Dismantling of the Great Camp began immediately after the July 4 tribute. The hospital closed on July 5, and the last veteran left on July 8. The annual military instructional camp (250 college students) used several tents in the veterans' camp at the "Meadeboro" camp (Newspaper Row) from July 7 to August 15. The quartermaster headquarters on Baltimore Street closed on August 13, and by August 15 the Grand Camp had been removed except for "four great water storage reservoirs". A film, United at Gettysburg, documented the reunion and was shown at local theaters. Lt. Col. Lewis E. Beitler, Secretary of the Commission, finished compiling the organizations' reports on December 31, 1913. To commemorate the reunion, a colonial portico was opened in May 1914 at the seminary's Old Dorm; only the concrete base remains.

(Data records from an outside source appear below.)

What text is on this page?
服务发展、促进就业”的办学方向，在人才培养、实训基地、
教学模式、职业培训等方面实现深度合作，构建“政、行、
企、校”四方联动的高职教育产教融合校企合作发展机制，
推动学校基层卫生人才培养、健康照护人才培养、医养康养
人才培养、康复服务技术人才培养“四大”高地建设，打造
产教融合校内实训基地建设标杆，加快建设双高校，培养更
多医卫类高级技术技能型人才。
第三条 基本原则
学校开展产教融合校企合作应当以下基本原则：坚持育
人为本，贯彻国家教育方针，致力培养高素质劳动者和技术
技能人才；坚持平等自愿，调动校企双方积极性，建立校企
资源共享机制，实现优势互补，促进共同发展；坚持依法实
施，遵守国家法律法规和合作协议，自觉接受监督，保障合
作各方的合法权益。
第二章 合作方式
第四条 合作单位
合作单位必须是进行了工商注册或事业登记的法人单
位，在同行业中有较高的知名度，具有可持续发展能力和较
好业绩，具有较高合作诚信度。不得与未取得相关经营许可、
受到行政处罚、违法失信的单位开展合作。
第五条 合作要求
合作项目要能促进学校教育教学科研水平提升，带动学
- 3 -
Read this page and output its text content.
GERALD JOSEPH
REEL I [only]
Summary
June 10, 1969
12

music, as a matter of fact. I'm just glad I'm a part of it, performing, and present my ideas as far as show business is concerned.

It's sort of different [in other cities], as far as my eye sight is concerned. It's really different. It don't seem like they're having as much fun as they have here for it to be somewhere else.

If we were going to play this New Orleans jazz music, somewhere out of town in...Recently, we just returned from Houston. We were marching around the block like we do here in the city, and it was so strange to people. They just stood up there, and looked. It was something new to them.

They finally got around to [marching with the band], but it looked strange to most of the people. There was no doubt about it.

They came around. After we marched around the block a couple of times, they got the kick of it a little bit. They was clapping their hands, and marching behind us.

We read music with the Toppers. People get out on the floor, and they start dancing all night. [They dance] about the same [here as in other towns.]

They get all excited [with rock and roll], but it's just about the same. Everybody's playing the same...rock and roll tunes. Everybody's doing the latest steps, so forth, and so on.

The Congressional committee used the name "Celebration of the Fiftieth Anniversary of the Battle of Gettysburg", but other organizations and officials used numerous other names:

· Celebration of the Semi-Centenary of the Civil War

· Gettysburg Celebration · Reunion Celebration at Gettysburg

· Gettysburg Reunion · Gettysburg Peace Reunion

· Great Peace Reunion · Great Peace Jubilee · Golden Jubilee

· Great Reunion · Grand Reunion · Blue and Gray Reunion

and, in a souvenir program of poems, Grand Reunion of the Blue and the Gray on the Fiftieth Anniversary of the Battle of Gettysburg.